I’m sure you understand what an oxymoron that is. Someone who hates being alone and hates change, changes country every one or 2 years and lives by herself. I do it anyway because for me the only thing I regret in life are the things I was too scared to try.
Nevertheless, sometimes I get lonely. Honestly, props to all of my amazing friends who did an entire bachelors degree or masters degree in a foreign country because it really is hard. They made it look so easy and I don’t think I understood at the time just how much they went through.
It is hard to make meaningful bounds during postgraduate education. I’ll admit, when I graduated from my bachelors I too was convinced I had reached my friends quota. That I couldn’t possibly have space for anymore friendships. My mind was changed completely however. I went to Taipei and embarked on a journey so intense and wonderful that it will stay with me for the rest of my life. After that I craved human connections more than ever. Korea was easy for me. I got to live in the same country as some of my oldest friends with whom I shared many precious memories.

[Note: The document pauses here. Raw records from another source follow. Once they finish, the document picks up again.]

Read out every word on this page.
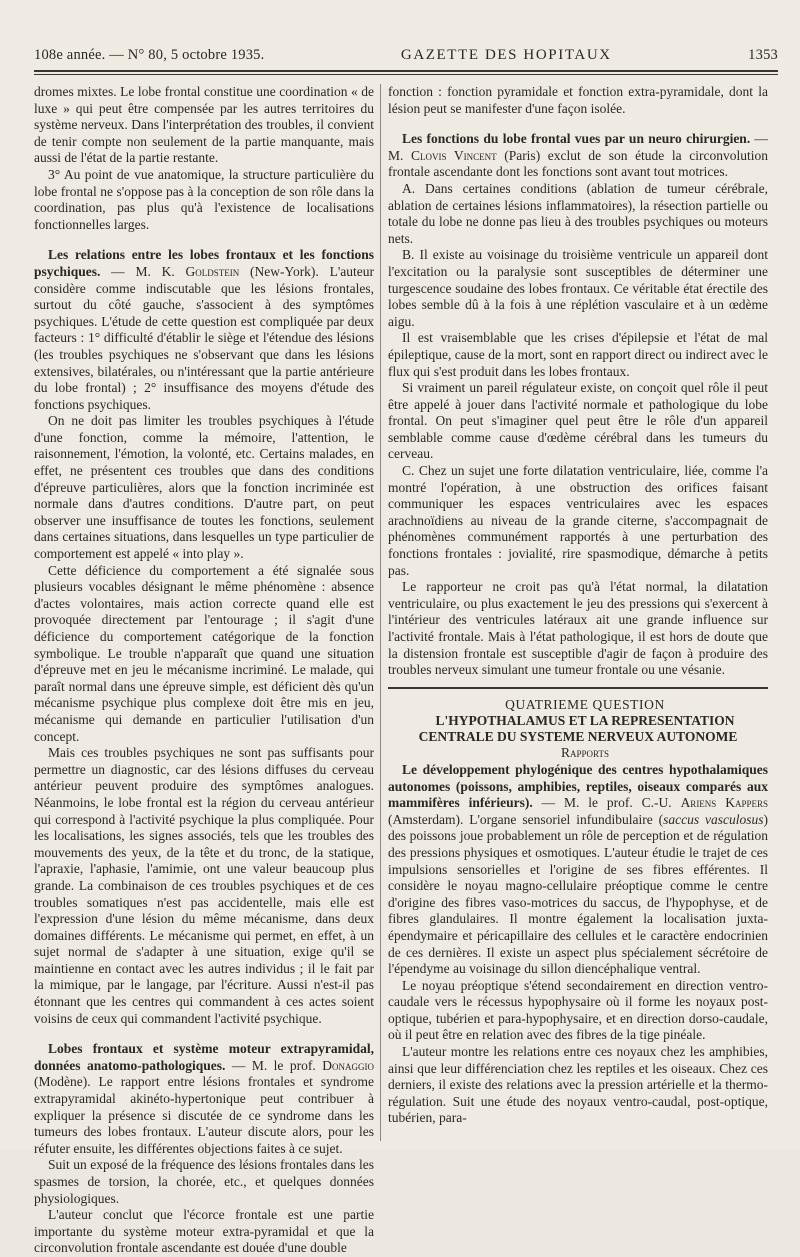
108e année. — N° 80, 5 octobre 1935.	GAZETTE DES HOPITAUX	1353

dromes mixtes. Le lobe frontal constitue une coordination « de luxe » qui peut être compensée par les autres territoires du système nerveux. Dans l'interprétation des troubles, il convient de tenir compte non seulement de la partie manquante, mais aussi de l'état de la partie restante.

3° Au point de vue anatomique, la structure particulière du lobe frontal ne s'oppose pas à la conception de son rôle dans la coordination, pas plus qu'à l'existence de localisations fonctionnelles larges.

Les relations entre les lobes frontaux et les fonctions psychiques. — M. K. Goldstein (New-York). L'auteur considère comme indiscutable que les lésions frontales, surtout du côté gauche, s'associent à des symptômes psychiques. L'étude de cette question est compliquée par deux facteurs : 1° difficulté d'établir le siège et l'étendue des lésions (les troubles psychiques ne s'observant que dans les lésions extensives, bilatérales, ou n'intéressant que la partie antérieure du lobe frontal) ; 2° insuffisance des moyens d'étude des fonctions psychiques.

On ne doit pas limiter les troubles psychiques à l'étude d'une fonction, comme la mémoire, l'attention, le raisonnement, l'émotion, la volonté, etc. Certains malades, en effet, ne présentent ces troubles que dans des conditions d'épreuve particulières, alors que la fonction incriminée est normale dans d'autres conditions. D'autre part, on peut observer une insuffisance de toutes les fonctions, seulement dans certaines situations, dans lesquelles un type particulier de comportement est appelé « into play ».

Cette déficience du comportement a été signalée sous plusieurs vocables désignant le même phénomène : absence d'actes volontaires, mais action correcte quand elle est provoquée directement par l'entourage ; il s'agit d'une déficience du comportement catégorique de la fonction symbolique. Le trouble n'apparaît que quand une situation d'épreuve met en jeu le mécanisme incriminé. Le malade, qui paraît normal dans une épreuve simple, est déficient dès qu'un mécanisme psychique plus complexe doit être mis en jeu, mécanisme qui demande en particulier l'utilisation d'un concept.

Mais ces troubles psychiques ne sont pas suffisants pour permettre un diagnostic, car des lésions diffuses du cerveau antérieur peuvent produire des symptômes analogues. Néanmoins, le lobe frontal est la région du cerveau antérieur qui correspond à l'activité psychique la plus compliquée. Pour les localisations, les signes associés, tels que les troubles des mouvements des yeux, de la tête et du tronc, de la statique, l'apraxie, l'aphasie, l'amimie, ont une valeur beaucoup plus grande. La combinaison de ces troubles psychiques et de ces troubles somatiques n'est pas accidentelle, mais elle est l'expression d'une lésion du même mécanisme, dans deux domaines différents. Le mécanisme qui permet, en effet, à un sujet normal de s'adapter à une situation, exige qu'il se maintienne en contact avec les autres individus ; il le fait par la mimique, par le langage, par l'écriture. Aussi n'est-il pas étonnant que les centres qui commandent à ces actes soient voisins de ceux qui commandent l'activité psychique.

Lobes frontaux et système moteur extrapyramidal, données anatomo-pathologiques. — M. le prof. Donaggio (Modène). Le rapport entre lésions frontales et syndrome extrapyramidal akinéto-hypertonique peut contribuer à expliquer la présence si discutée de ce syndrome dans les tumeurs des lobes frontaux. L'auteur discute alors, pour les réfuter ensuite, les différentes objections faites à ce sujet.

Suit un exposé de la fréquence des lésions frontales dans les spasmes de torsion, la chorée, etc., et quelques données physiologiques.

L'auteur conclut que l'écorce frontale est une partie importante du système moteur extra-pyramidal et que la circonvolution frontale ascendante est douée d'une double

fonction : fonction pyramidale et fonction extra-pyramidale, dont la lésion peut se manifester d'une façon isolée.

Les fonctions du lobe frontal vues par un neuro chirurgien. — M. Clovis Vincent (Paris) exclut de son étude la circonvolution frontale ascendante dont les fonctions sont avant tout motrices.

A. Dans certaines conditions (ablation de tumeur cérébrale, ablation de certaines lésions inflammatoires), la résection partielle ou totale du lobe ne donne pas lieu à des troubles psychiques ou moteurs nets.

B. Il existe au voisinage du troisième ventricule un appareil dont l'excitation ou la paralysie sont susceptibles de déterminer une turgescence soudaine des lobes frontaux. Ce véritable état érectile des lobes semble dû à la fois à une réplétion vasculaire et à un œdème aigu.

Il est vraisemblable que les crises d'épilepsie et l'état de mal épileptique, cause de la mort, sont en rapport direct ou indirect avec le flux qui s'est produit dans les lobes frontaux.

Si vraiment un pareil régulateur existe, on conçoit quel rôle il peut être appelé à jouer dans l'activité normale et pathologique du lobe frontal. On peut s'imaginer quel peut être le rôle d'un appareil semblable comme cause d'œdème cérébral dans les tumeurs du cerveau.

C. Chez un sujet une forte dilatation ventriculaire, liée, comme l'a montré l'opération, à une obstruction des orifices faisant communiquer les espaces ventriculaires avec les espaces arachnoïdiens au niveau de la grande citerne, s'accompagnait de phénomènes communément rapportés à une perturbation des fonctions frontales : jovialité, rire spasmodique, démarche à petits pas.

Le rapporteur ne croit pas qu'à l'état normal, la dilatation ventriculaire, ou plus exactement le jeu des pressions qui s'exercent à l'intérieur des ventricules latéraux ait une grande influence sur l'activité frontale. Mais à l'état pathologique, il est hors de doute que la distension frontale est susceptible d'agir de façon à produire des troubles nerveux simulant une tumeur frontale ou une vésanie.

QUATRIEME QUESTION

L'HYPOTHALAMUS ET LA REPRESENTATION CENTRALE DU SYSTEME NERVEUX AUTONOME

Rapports

Le développement phylogénique des centres hypothalamiques autonomes (poissons, amphibies, reptiles, oiseaux comparés aux mammifères inférieurs). — M. le prof. C.-U. Ariens Kappers (Amsterdam). L'organe sensoriel infundibulaire (saccus vasculosus) des poissons joue probablement un rôle de perception et de régulation des pressions physiques et osmotiques. L'auteur étudie le trajet de ces impulsions sensorielles et l'origine de ses fibres efférentes. Il considère le noyau magno-cellulaire préoptique comme le centre d'origine des fibres vaso-motrices du saccus, de l'hypophyse, et de fibres glandulaires. Il montre également la localisation juxta-épendymaire et péricapillaire des cellules et le caractère endocrinien de ces dernières. Il existe un aspect plus spécialement sécrétoire de l'épendyme au voisinage du sillon diencéphalique ventral.

Le noyau préoptique s'étend secondairement en direction ventro-caudale vers le récessus hypophysaire où il forme les noyaux post-optique, tubérien et para-hypophysaire, et en direction dorso-caudale, où il peut être en relation avec des fibres de la tige pinéale.

L'auteur montre les relations entre ces noyaux chez les amphibies, ainsi que leur différenciation chez les reptiles et les oiseaux. Chez ces derniers, il existe des relations avec la pression artérielle et la thermo-régulation. Suit une étude des noyaux ventro-caudal, post-optique, tubérien, para-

I know being alone isn’t the end of the world. In fact it’s quite the opposite. Learning to be by ourselves is one of those necessary tools in life for growth. I’ve been working on it for a long time but have never been able to fully grasp the essence of what it means to be alone and not lonely.
I have quite unique hobbies. I love reading and travelling of course, but I also like watching foreign and or independent movies, going to see contemporary art exhibitions and drinking cider outside. (I also absolutely adore archery, and trying out newer more outlandish hobbies). Not many people I know are into the same things as me so I often find myself sitting alone at home trying to rev myself up to attend a function or to get on a train to another city by myself. But what if we harness this energy? We should turn these feelings into quiet moments of self reflection.
Once a friend of mine who is an artist told me that he creates because for him its the only thing that keeps him sane. His creative outlet helps him to make sense of what goes on in his mind. Personally, I think we should all take this approach, switch off your phone, pull up a typewriter (or laptop I suppose), get a pen and paper and pour your soul out onto it. Get some pencils or paint and draw your feelings. Get your camera and take some photos. Whatever your creative outlet may be, through the lens of solitude who knows what kinds of masterpieces you may create.